Peak Headroom Isn't the Same as Right-Sized Compute
Requirement: handle unpredictable, bursty demand at minimum cost. Competing choices: reserved D-series VMs, Azure Spot VMs, serverless Functions. The deciding constraint is workload shape, not peak ceiling. Reserved instances optimize sustained, predictable load. Spot VMs serve fault-tolerant, interruptible jobs. Functions eliminate idle cost entirely for event-driven bursts. Sizing for peak without considering the pattern of demand is the trap — not a safe architectural choice.
The Scenario
A team needs storage for application logs. Logs are written continuously but only accessed during incident investigations — maybe once per quarter. You choose Premium Blob Storage for fast write performance. The correct answer is Standard Hot for recent logs (first 30 days) with a lifecycle management policy that moves data to Cool tier after 30 days and Archive after 90 days.
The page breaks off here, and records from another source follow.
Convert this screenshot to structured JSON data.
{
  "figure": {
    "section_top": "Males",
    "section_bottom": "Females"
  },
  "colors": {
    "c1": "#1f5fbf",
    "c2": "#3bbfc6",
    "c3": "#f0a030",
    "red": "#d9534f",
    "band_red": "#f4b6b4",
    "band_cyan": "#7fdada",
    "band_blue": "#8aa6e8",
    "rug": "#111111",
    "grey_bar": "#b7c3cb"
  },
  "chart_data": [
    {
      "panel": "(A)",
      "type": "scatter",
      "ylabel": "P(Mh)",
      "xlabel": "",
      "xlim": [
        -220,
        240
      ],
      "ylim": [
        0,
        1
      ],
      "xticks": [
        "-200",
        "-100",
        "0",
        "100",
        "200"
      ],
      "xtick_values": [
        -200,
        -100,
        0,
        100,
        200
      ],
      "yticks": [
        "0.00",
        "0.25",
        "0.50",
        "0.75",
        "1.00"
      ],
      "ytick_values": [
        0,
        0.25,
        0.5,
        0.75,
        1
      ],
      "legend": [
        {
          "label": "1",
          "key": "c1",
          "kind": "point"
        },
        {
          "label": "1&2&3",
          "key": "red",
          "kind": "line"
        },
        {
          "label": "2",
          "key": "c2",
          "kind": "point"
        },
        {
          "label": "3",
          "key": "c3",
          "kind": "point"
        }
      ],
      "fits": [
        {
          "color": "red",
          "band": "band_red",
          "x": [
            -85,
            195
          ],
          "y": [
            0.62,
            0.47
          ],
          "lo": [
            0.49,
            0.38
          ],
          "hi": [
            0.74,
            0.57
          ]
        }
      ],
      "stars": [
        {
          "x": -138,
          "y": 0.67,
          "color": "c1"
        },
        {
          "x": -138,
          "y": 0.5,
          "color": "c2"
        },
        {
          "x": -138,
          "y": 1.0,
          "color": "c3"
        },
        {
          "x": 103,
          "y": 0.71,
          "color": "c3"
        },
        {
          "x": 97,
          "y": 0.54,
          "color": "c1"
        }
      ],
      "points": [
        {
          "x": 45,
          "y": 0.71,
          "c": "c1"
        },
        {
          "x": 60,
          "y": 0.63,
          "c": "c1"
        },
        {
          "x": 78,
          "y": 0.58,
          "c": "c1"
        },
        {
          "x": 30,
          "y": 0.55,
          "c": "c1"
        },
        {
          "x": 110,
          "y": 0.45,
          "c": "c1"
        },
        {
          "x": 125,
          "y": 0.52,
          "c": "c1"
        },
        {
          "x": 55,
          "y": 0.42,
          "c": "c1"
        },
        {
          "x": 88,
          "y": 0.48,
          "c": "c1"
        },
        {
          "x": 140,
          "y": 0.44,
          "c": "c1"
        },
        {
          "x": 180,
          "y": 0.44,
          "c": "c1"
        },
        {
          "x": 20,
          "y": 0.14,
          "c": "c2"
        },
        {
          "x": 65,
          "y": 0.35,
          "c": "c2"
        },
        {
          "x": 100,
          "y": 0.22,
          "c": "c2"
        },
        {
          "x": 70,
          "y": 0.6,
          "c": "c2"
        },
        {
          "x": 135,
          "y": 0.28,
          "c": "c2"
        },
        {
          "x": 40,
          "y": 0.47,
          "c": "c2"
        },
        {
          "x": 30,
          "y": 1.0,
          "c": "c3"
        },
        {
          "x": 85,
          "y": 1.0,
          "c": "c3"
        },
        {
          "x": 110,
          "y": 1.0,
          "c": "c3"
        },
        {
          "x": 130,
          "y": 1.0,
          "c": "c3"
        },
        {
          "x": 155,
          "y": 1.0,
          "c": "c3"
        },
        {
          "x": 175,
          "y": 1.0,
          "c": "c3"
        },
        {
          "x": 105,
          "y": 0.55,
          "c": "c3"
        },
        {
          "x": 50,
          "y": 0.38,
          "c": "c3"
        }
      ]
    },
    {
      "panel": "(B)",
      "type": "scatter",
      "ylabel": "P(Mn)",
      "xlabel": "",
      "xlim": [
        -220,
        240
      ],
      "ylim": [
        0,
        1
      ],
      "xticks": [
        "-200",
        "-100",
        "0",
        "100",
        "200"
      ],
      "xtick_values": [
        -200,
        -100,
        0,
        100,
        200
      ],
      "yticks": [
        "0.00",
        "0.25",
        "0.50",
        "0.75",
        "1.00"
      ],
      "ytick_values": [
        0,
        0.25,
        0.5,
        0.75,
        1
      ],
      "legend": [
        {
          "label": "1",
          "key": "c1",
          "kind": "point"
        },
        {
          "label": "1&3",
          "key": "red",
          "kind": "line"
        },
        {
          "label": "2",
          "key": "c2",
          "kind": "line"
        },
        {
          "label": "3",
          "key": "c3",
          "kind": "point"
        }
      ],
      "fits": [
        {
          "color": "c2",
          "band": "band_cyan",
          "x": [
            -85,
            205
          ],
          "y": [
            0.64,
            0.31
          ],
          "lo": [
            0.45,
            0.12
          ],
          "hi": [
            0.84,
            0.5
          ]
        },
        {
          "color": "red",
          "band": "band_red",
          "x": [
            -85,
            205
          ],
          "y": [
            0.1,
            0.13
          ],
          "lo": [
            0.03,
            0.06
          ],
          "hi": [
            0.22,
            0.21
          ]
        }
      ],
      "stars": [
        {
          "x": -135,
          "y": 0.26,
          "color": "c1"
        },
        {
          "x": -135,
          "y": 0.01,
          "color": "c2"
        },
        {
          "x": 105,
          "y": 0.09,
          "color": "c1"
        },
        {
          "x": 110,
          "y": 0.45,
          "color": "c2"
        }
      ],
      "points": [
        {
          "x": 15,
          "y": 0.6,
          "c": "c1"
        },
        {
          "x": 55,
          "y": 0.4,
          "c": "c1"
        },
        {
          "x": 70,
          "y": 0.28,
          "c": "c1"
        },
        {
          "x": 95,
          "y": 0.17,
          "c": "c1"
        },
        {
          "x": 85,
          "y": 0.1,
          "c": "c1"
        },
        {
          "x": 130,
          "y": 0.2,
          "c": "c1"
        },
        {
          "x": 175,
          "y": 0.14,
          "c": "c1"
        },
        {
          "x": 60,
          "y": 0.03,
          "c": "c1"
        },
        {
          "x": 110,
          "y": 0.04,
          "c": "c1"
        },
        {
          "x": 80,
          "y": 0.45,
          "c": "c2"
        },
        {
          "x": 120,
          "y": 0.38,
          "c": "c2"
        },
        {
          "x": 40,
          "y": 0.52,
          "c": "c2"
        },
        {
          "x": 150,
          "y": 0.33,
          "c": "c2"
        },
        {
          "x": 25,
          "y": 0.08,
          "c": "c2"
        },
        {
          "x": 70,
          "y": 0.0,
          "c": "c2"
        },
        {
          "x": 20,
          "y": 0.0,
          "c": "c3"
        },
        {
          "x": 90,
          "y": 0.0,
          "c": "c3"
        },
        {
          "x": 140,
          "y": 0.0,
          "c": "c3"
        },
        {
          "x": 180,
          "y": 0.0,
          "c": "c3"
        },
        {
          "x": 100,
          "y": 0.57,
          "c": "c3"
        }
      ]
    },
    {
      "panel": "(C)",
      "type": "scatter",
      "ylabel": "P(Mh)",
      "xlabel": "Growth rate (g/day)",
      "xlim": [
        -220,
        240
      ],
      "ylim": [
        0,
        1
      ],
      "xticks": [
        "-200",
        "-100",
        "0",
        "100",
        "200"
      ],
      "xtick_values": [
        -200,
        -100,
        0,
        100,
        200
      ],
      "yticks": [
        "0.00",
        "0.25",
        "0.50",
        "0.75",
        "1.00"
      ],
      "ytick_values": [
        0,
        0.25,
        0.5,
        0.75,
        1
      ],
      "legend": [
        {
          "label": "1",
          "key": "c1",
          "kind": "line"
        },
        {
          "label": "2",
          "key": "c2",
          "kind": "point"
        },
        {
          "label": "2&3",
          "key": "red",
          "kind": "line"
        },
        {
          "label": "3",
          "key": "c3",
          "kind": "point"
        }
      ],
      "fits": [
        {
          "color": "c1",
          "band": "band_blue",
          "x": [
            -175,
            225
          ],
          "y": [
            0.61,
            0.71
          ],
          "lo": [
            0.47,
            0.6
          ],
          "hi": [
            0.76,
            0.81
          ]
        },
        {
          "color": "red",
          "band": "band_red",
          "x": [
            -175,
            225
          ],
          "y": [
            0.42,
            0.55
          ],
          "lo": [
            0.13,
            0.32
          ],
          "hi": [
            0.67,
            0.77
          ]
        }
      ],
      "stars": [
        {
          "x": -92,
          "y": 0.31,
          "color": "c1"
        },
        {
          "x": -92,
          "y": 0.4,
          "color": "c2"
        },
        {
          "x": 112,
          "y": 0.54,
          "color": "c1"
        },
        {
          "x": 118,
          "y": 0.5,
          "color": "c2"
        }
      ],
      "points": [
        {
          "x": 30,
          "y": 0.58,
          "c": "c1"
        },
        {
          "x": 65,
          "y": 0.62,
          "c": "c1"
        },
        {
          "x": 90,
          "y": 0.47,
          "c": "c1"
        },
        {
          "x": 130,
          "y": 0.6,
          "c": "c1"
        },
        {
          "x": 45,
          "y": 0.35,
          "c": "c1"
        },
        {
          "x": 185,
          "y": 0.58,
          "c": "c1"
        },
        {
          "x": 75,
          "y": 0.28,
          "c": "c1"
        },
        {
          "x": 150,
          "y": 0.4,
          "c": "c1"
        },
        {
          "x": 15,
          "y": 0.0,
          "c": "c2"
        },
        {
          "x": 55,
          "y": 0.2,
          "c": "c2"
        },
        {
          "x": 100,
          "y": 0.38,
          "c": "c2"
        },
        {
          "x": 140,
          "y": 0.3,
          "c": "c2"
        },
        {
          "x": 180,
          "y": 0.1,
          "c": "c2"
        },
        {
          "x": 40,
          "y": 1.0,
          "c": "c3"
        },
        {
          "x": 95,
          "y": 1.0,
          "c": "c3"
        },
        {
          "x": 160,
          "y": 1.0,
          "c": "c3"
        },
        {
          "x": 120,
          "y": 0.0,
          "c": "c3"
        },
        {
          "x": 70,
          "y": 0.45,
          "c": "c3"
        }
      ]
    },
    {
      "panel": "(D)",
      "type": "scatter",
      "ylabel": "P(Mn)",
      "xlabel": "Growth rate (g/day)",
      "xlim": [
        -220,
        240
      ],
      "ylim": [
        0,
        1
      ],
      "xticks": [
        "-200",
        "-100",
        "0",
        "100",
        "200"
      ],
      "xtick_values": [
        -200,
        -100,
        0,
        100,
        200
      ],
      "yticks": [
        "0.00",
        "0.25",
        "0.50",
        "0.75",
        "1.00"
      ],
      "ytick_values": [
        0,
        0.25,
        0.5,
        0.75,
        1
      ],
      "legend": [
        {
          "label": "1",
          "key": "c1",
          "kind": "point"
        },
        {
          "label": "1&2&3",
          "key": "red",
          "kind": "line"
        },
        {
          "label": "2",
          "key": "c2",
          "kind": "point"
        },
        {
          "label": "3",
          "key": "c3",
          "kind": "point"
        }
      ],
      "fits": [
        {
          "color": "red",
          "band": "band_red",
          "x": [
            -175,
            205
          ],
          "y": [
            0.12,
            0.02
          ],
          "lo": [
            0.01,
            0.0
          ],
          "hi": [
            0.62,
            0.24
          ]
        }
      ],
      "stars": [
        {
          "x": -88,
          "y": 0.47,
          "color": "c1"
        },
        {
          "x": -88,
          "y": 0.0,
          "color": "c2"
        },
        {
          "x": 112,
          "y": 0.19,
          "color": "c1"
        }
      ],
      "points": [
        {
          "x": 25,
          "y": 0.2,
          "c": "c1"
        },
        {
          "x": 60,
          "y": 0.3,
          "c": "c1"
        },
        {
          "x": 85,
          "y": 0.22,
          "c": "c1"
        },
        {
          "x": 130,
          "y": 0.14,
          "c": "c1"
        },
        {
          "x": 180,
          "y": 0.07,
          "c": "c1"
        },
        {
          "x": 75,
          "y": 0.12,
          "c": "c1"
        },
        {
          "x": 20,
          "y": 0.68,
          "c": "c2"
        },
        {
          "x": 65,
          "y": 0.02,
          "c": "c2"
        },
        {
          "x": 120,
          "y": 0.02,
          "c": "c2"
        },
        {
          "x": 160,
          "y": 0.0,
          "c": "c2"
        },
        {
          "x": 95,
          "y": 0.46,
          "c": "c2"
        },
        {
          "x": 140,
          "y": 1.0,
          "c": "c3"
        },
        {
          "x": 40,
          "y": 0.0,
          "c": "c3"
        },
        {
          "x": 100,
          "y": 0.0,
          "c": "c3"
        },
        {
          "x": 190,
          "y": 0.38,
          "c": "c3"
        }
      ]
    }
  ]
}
Premium storage costs $0.15/GB/month; Standard Hot costs $0.018/GB/month; Cool costs $0.01/GB/month; Archive costs $0.002/GB/month. For 1TB of logs, Premium costs $150/month vs. a tiered approach averaging under $20/month.
How to Spot It
- •Azure Blob Storage tiers exist for different access patterns. Premium is for low-latency, high-transaction workloads (databases on disk). Hot is for frequently accessed data. Cool is for 30+ day retention. Archive is for 180+ day retention with hours of rehydration time. The exam tests whether you match the tier to the access frequency.
- •Azure Cosmos DB provisioned throughput at 400 RU/s (minimum) costs ~$23/month per container. If the scenario describes "occasional reads" or "low-traffic API," serverless Cosmos DB charges per RU consumed with no minimum, which can be pennies per month for light workloads.
- •Auto-scale and elastic tiers (Azure SQL Serverless, Cosmos DB autoscale, App Service auto-scaling) are the exam-preferred answer for unpredictable workloads. Fixed provisioned capacity is correct only when the scenario provides specific, stable throughput numbers.
Decision Rules
Whether a workload with predictable idle periods is better served by always-on provisioned compute billed per hour regardless of load, or by consumption-based compute that scales to zero and charges only for actual execution, where eliminating idle-hour spend is the dominant constraint.